In effect, Nigeria’s budgeting process that always see the legislators raising the oil benchmark is completely a weak thinking process and quite a voodoo economic activity as, generally, the oil price is not determined by Nigeria but by those who are directly or secretly in charge of both the oil pricing mechanism and its supply chain, the leading powers. And, even, the Central Bank of Nigeria that must ensure that it does not release into Nigeria’s economy more than Nigeria is contributing to the world, albeit, marginally, vis-à-vis what such greater stakeholder see as partaking in the average costing of maintaining the global economy, costed and regulated by seen and unseen hands of organizations like UNO, IMF World Bank, NATO, etc. These are strategic organisations incurring costs towards regulating world’s economy, and they are very strict in making sure that a given nation does not earn more that it deserves; sanctions could be imposed or whatever they deem necessary to frustrate such nation’s economic prospects.

Nigeria has been clamouring to be among the 20 most developed economy in the world for decades; and a small country like Taiwan had been there for decades; and Taiwan basically operates its budget on earning as function of added value from whatever it is importing from others to reach final products, which is better in attaining optimisation. Nigeria needs to think along that line in its budgeting process as against the legislators’ arbitrarily raising oil price. Like Taiwan like South Korea, smaller in size but greater in GDP than Nigeria.

The minimalist way of evaluating our legislators must be to see the laws that they are making that give Nigerians and investors operating environment that encourages adding values to what the Nigerian knowledge base, its people and its resources’ comparative advantage prospects add in terms of National wealth. For example, it was known that South Korea enacted a law and greatly marketed that law which enabled any investor in the 70s to come with a given amount of dollar and open industry with some tax free benefits as long as such industry engaged in exportable goods. Their aim was for foreign reserve booster and it worked. Some Nigerians were known to have participated in the making of that prosperity. It was even a time when people, there, were eager to acquire Nigerian university degrees, paying for it in dollars in South Korea as Nigeria takes back manufactured products like air-conditioners, fridge and computers.
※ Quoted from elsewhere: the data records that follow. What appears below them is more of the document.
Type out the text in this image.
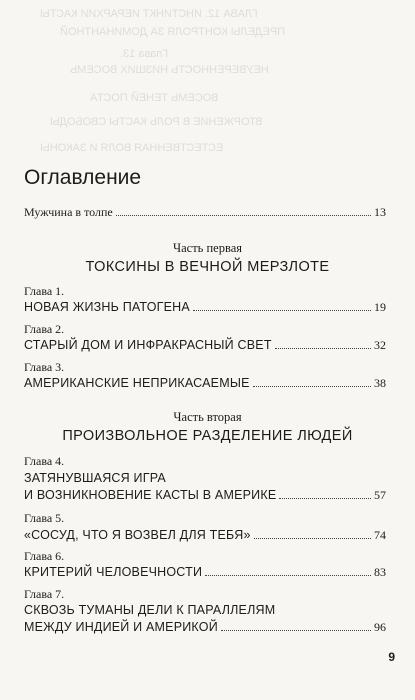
ГЛАВА 12. ИНСТИНКТ ИЕРАРХИИ КАСТЫ
ПРЕДЕЛЫ КОНТРОЛЯ ЗА ДОМИНАНТНОЙ
Глава 13.
НЕУВЕРЕННОСТЬ НИЗШИХ ВОСЕМЬ
ВОСЕМЬ ТЕНЕЙ ПОСТА
ВТОРЖЕНИЕ В РОЛЬ КАСТЫ СВОБОДЫ
ЕСТЕСТВЕННАЯ ВОЛЯ И ЗАКОНЫ
Оглавление
Мужчина в толпе	13
Часть первая
ТОКСИНЫ В ВЕЧНОЙ МЕРЗЛОТЕ
Глава 1.
НОВАЯ ЖИЗНЬ ПАТОГЕНА	19
Глава 2.
СТАРЫЙ ДОМ И ИНФРАКРАСНЫЙ СВЕТ	32
Глава 3.
АМЕРИКАНСКИЕ НЕПРИКАСАЕМЫЕ	38
Часть вторая
ПРОИЗВОЛЬНОЕ РАЗДЕЛЕНИЕ ЛЮДЕЙ
Глава 4.
ЗАТЯНУВШАЯСЯ ИГРА
И ВОЗНИКНОВЕНИЕ КАСТЫ В АМЕРИКЕ	57
Глава 5.
«СОСУД, ЧТО Я ВОЗВЕЛ ДЛЯ ТЕБЯ»	74
Глава 6.
КРИТЕРИЙ ЧЕЛОВЕЧНОСТИ	83
Глава 7.
СКВОЗЬ ТУМАНЫ ДЕЛИ К ПАРАЛЛЕЛЯМ
МЕЖДУ ИНДИЕЙ И АМЕРИКОЙ	96
9
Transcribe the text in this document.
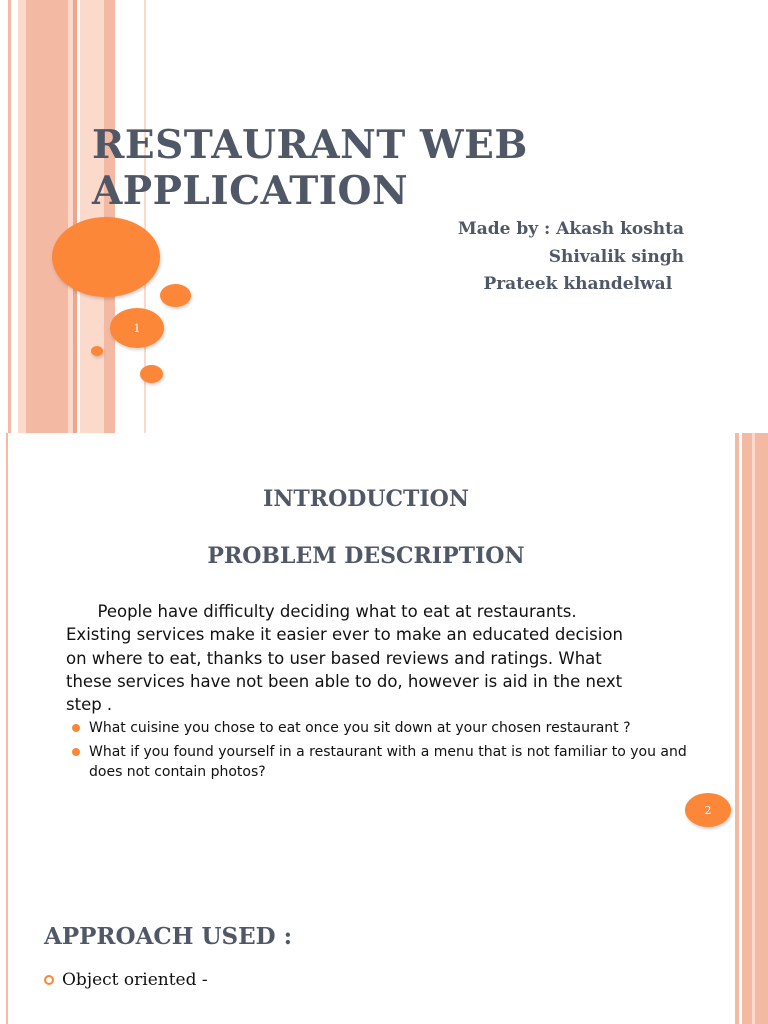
RESTAURANT WEB
APPLICATION
Made by : Akash koshta
Shivalik singh
Prateek khandelwal
1
INTRODUCTION
PROBLEM DESCRIPTION

People have difficulty deciding what to eat at restaurants.
Existing services make it easier ever to make an educated decision
on where to eat, thanks to user based reviews and ratings. What
these services have not been able to do, however is aid in the next
step .

What cuisine you chose to eat once you sit down at your chosen restaurant ?
What if you found yourself in a restaurant with a menu that is not familiar to you and does not contain photos?
2
APPROACH USED :
Object oriented -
Today South Korea is one of the 20 most industrialized nations from their former poor state.

In effect till Nigeria starts getting out of the margins with its paltry earnings that is far below its optimization capacity, it will be baseless discussing marginal budgetary presentation that makes more mockery of the system as legislators go into executive function of allocating more funds to themselves instead of questioning spending that do not reflect right earnings.
I have never heard any where that legislators make more appropriation to themselves as against either adopting or querying the spending patterns of the executive.

The current budget of about N8trillion does not reflect the production capacity of Nigeria, upon which taxation could be extracted from the entire Nigeria’s people and resources; hence quite a marginal budget. And, as majority of Nigerians remain marginalized in the production system so also will the progress of the entire country remain marginalized in the greater economy of the world.

Time to open the space and allow youthful Nigerians and women participate effectively in a small scale operations for more wealth creation, and it is seen in the great input of the Diaspora as reflected in their remittance and GNP, which has not been matched by internal policy of citizen diplomacy, as no succor for some of them thriving abroad.